A 2017 report predicts that the thermally conductive grease market will be worth over $416 million by 2022. Demand has been escalating as cooling needs increase and heat transference demands rise. Clearly, computer components are sensitive to heat, as are medical devices and technology in other sectors. The more powerful they are, the more heat they generate.
Thermal grease promotes conduction between surfaces, filling irregular gaps and keeping conductivity at its peak. It can be applied in layers more thinly than thermal pads will ever achieve. It also stays cool, but while it’s an attractive option, it won’t guide the industry single-handedly. As fabrication evolves, so will thermal compounds. For the moment, the industry is divided into silicone and non-silicone grease. End users include:
- LED lighting
- IT and telecoms
- Automotive technology
- Power electronics.
Shin-Etsu MicroSi is one of the market leaders focused on the varieties of compounds that can play this role. It’s using thermal gel pastes to smooth out surface curves and inconsistencies. Silicone and zinc gels are filling general end user needs, while silver and ceramics are being used when improved heat transmission is required. Light tests help to check that surfaces are entirely covered.

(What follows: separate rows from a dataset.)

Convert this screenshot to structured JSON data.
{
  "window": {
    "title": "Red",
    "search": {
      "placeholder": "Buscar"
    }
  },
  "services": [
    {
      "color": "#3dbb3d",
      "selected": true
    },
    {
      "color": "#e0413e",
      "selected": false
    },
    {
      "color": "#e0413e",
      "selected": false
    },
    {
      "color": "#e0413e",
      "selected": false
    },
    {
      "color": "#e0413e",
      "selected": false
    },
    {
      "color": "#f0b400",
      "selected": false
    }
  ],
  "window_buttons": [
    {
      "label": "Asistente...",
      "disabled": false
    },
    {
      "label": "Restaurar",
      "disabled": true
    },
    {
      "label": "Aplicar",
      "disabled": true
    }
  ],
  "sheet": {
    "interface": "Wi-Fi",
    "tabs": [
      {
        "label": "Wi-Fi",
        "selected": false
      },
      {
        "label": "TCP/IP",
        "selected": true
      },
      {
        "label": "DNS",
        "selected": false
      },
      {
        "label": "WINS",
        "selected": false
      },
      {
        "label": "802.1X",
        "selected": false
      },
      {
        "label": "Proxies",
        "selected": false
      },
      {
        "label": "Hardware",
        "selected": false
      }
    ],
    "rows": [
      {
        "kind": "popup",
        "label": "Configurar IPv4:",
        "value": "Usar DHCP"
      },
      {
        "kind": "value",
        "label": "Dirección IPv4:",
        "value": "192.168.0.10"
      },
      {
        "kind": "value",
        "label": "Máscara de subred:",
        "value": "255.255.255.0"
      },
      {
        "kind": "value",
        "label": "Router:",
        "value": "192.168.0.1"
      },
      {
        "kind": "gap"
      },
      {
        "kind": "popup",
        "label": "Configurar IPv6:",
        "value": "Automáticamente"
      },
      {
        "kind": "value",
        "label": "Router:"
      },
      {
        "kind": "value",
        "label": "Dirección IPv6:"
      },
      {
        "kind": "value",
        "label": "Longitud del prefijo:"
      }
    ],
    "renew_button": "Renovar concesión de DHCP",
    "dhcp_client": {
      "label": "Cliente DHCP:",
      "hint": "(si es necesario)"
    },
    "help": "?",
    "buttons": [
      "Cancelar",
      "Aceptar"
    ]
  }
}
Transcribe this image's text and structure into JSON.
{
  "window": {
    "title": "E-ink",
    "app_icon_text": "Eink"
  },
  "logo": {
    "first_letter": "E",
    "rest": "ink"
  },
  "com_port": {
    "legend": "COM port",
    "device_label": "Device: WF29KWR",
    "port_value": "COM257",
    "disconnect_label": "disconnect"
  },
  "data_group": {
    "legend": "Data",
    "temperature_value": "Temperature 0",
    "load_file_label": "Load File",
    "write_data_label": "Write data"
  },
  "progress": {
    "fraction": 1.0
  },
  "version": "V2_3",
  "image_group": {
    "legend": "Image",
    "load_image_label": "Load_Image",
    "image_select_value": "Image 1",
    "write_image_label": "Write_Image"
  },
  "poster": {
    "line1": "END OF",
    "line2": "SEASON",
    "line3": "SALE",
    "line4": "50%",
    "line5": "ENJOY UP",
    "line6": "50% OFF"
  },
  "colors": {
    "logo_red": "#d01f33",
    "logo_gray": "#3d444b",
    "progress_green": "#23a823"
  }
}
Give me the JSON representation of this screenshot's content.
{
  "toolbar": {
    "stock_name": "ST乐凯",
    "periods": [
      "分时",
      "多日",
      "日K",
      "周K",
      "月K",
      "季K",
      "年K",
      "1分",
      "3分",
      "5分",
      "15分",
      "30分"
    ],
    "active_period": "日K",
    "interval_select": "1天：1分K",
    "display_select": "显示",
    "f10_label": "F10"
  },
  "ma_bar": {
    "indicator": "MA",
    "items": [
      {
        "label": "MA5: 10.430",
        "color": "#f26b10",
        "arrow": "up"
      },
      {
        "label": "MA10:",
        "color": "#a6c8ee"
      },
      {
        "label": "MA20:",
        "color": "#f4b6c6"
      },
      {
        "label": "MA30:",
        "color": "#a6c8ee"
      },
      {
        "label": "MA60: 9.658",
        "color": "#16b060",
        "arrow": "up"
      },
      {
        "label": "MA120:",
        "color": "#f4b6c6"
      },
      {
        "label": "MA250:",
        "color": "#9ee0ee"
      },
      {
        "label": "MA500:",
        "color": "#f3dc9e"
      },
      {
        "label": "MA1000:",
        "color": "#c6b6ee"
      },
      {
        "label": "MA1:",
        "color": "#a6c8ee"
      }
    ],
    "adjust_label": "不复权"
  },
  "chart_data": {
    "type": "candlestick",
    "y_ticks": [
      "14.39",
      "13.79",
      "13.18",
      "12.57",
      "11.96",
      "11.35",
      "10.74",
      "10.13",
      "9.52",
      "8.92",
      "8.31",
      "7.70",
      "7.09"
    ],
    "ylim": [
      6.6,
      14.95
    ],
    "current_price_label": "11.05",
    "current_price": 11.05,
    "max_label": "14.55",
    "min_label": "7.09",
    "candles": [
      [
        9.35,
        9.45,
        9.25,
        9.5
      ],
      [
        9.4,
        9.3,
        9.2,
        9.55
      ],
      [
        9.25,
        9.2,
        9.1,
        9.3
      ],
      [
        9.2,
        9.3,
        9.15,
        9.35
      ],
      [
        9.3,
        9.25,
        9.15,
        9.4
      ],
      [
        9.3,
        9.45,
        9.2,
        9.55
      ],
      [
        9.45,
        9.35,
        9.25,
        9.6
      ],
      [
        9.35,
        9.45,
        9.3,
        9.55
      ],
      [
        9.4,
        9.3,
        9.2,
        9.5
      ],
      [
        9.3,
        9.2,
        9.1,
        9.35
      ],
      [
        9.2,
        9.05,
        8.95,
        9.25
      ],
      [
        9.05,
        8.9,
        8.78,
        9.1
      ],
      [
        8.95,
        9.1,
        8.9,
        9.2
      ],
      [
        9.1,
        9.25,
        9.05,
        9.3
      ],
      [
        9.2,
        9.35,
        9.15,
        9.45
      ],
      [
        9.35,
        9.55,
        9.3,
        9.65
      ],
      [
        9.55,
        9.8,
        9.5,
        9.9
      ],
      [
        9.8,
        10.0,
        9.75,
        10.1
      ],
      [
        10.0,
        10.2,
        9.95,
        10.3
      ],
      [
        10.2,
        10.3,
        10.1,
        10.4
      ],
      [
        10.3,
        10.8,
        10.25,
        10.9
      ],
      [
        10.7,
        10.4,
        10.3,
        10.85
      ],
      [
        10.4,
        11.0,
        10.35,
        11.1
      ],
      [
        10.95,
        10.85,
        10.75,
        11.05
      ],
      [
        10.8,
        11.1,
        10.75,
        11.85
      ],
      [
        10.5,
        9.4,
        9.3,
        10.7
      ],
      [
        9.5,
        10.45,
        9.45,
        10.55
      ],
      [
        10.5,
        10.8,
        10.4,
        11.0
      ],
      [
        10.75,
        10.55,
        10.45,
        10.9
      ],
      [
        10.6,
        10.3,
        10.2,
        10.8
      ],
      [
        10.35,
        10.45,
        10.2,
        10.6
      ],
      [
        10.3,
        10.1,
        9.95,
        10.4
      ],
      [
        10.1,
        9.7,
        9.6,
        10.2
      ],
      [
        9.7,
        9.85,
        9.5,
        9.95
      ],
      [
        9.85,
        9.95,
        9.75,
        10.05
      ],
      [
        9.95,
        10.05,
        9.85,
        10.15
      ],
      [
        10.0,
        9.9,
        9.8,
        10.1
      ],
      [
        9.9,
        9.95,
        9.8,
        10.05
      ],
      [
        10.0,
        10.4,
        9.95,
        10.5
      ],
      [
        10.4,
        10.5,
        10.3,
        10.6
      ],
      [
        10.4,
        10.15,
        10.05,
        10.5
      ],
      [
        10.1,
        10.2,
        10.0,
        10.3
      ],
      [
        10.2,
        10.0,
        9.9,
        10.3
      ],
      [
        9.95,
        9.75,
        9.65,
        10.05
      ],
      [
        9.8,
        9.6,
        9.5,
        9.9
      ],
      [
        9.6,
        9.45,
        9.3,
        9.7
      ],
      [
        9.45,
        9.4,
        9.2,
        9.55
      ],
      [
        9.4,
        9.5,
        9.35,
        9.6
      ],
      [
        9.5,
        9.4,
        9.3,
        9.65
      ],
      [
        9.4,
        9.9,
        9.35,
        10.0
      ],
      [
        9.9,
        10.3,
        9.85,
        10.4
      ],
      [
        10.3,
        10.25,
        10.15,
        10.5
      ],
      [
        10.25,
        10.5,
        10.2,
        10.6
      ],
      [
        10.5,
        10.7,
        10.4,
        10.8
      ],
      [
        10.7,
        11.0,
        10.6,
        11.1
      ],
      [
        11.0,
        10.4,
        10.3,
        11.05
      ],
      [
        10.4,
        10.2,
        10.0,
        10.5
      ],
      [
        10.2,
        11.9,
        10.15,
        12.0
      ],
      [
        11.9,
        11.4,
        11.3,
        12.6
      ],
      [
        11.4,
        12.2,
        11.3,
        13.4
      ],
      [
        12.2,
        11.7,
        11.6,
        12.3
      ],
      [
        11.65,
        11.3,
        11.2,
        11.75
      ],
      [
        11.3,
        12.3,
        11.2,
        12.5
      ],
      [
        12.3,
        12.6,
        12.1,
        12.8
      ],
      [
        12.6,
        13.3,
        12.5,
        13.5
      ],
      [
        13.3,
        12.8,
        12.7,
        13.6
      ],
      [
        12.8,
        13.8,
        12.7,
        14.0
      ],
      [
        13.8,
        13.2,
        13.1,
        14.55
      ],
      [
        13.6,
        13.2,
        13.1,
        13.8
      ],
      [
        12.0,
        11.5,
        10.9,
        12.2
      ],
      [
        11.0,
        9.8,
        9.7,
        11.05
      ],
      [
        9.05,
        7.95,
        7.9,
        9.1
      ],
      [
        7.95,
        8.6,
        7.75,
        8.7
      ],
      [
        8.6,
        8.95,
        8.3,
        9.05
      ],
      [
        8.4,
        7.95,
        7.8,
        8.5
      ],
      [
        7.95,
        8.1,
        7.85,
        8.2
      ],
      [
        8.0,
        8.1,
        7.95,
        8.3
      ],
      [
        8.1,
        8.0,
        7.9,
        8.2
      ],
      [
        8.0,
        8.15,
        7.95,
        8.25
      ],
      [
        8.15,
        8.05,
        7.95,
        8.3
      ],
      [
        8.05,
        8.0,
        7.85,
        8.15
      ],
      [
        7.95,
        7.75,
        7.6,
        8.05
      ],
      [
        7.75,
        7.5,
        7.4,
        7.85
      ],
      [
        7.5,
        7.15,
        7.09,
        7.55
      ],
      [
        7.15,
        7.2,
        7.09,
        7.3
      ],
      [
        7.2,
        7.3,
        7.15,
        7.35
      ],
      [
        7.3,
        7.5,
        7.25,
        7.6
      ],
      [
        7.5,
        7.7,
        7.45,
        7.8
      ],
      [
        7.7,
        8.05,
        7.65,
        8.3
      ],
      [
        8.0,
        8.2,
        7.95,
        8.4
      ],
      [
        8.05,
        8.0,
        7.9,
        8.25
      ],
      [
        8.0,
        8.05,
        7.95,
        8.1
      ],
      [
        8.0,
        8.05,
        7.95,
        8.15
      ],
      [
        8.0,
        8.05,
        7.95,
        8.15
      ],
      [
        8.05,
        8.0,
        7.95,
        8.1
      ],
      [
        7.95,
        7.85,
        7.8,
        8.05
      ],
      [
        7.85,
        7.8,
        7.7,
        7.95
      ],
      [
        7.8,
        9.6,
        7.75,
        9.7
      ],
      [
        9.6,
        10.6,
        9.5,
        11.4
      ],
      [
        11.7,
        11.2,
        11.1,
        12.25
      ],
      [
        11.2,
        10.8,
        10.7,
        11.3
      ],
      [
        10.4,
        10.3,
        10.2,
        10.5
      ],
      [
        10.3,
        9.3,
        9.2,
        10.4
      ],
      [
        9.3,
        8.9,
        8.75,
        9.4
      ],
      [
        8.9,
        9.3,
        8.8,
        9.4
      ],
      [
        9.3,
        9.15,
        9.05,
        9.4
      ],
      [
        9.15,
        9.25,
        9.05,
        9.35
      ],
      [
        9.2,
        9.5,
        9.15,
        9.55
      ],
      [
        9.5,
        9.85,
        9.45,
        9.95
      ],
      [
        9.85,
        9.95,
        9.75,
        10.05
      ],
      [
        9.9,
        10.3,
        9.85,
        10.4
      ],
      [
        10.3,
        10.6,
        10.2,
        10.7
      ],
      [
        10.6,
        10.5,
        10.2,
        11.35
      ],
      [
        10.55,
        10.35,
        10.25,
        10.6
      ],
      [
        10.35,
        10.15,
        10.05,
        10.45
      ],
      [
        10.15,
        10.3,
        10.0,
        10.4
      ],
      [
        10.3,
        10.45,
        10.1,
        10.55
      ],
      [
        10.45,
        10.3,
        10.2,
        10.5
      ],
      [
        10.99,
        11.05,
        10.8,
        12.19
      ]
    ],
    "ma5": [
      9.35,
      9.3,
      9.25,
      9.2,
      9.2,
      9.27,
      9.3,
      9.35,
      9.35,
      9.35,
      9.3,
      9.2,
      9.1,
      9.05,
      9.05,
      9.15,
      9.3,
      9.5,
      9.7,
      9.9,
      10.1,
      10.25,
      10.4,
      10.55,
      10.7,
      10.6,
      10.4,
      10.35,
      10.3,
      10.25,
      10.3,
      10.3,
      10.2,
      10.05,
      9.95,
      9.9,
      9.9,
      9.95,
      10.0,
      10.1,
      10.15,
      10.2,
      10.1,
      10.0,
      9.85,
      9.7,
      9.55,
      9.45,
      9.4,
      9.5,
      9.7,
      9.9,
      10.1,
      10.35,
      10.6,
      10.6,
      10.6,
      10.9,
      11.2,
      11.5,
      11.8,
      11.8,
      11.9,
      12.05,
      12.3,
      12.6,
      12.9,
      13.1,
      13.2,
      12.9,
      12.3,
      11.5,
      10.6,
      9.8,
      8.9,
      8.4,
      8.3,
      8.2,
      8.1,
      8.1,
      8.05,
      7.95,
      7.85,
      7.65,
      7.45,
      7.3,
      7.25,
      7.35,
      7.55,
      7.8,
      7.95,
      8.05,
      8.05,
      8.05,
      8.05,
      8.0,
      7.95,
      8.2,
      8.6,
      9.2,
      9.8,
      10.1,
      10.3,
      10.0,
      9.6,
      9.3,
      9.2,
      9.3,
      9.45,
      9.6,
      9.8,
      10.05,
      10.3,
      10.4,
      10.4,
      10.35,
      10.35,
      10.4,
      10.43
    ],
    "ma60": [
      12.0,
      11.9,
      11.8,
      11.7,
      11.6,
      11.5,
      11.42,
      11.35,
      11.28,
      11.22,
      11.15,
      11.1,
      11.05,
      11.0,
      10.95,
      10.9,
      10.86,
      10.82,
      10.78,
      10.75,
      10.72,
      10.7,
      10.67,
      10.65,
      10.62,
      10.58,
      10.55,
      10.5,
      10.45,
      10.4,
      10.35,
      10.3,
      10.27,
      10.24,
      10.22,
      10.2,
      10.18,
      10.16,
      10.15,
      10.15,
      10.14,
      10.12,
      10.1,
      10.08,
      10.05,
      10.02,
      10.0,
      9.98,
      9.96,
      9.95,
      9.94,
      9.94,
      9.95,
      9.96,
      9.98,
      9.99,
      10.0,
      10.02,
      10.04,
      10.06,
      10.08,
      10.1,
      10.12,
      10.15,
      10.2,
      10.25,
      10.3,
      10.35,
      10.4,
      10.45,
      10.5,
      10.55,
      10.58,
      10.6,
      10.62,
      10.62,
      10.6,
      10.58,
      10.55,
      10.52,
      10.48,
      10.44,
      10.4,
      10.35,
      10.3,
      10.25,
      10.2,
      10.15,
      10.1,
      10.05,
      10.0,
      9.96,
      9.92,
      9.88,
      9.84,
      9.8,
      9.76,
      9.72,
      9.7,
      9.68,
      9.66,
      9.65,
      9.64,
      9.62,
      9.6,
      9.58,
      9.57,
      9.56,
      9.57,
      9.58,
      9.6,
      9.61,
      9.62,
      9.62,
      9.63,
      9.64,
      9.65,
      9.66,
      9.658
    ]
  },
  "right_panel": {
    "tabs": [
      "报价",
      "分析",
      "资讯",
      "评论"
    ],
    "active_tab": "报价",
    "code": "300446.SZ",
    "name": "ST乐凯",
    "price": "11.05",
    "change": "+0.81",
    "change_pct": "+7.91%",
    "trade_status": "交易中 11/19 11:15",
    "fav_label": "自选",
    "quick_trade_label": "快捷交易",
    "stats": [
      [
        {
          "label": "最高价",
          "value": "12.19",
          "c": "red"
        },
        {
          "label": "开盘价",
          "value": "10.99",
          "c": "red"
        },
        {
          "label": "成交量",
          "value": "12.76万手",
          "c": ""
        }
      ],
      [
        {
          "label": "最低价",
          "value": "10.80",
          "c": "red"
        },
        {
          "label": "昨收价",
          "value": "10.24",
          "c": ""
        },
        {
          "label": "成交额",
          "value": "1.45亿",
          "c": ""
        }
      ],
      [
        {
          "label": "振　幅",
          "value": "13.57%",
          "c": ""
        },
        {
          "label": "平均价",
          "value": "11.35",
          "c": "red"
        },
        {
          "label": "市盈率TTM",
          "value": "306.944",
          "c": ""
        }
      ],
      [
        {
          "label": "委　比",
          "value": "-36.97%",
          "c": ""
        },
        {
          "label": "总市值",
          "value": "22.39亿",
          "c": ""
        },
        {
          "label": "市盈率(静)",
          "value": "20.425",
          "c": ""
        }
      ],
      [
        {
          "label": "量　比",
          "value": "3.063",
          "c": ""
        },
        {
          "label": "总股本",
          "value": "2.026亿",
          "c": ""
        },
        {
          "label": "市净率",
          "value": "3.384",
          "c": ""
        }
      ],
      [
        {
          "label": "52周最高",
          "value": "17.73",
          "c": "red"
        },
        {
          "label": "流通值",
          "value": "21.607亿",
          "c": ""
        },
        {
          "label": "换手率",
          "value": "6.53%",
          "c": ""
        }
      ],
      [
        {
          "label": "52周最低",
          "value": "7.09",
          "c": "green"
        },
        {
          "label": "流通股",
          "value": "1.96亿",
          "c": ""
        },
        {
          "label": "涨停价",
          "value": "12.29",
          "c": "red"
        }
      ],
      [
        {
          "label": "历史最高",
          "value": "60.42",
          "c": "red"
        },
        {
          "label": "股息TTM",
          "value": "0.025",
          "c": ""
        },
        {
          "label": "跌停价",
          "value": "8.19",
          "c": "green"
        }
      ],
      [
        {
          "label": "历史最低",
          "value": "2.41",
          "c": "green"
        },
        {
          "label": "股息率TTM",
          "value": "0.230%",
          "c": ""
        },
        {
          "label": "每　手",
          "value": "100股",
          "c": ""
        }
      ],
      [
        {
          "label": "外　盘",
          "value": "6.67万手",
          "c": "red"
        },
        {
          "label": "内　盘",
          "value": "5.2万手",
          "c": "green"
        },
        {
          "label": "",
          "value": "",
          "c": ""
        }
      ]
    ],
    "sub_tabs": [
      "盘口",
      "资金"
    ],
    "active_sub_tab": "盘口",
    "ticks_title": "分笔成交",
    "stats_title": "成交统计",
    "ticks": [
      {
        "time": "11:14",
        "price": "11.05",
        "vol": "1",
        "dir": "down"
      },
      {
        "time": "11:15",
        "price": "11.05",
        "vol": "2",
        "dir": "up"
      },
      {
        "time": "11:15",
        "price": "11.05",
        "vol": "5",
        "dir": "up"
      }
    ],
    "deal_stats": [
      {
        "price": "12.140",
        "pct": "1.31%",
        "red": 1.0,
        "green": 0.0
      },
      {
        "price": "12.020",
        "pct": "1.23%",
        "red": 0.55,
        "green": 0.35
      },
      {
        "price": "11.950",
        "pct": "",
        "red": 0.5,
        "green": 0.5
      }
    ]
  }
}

Other Shin Etsu thermal materials include:
- Liquid RTV rubber
- Silicone adhesives
- Polymide coating agents
- Fluorosilicone gels to protect electrodes
- Silicone impression materials for more precise mold creation.
Electronic devices function best at cool temperatures, but heat dissipation solutions aren’t always easy to transfer and remove. Double sided thermal interfaces achieve both these goals, while thermal interface phase change materials keep sheets in a liquid state. The hardness of silicones presents its own challenges. Stability and adhesion needs determine your choice of greasee.
The thermal management market is worth $14 billion today, and its future will bring innovation to industries as diverse as healthcare, data centers, and hybrid cars.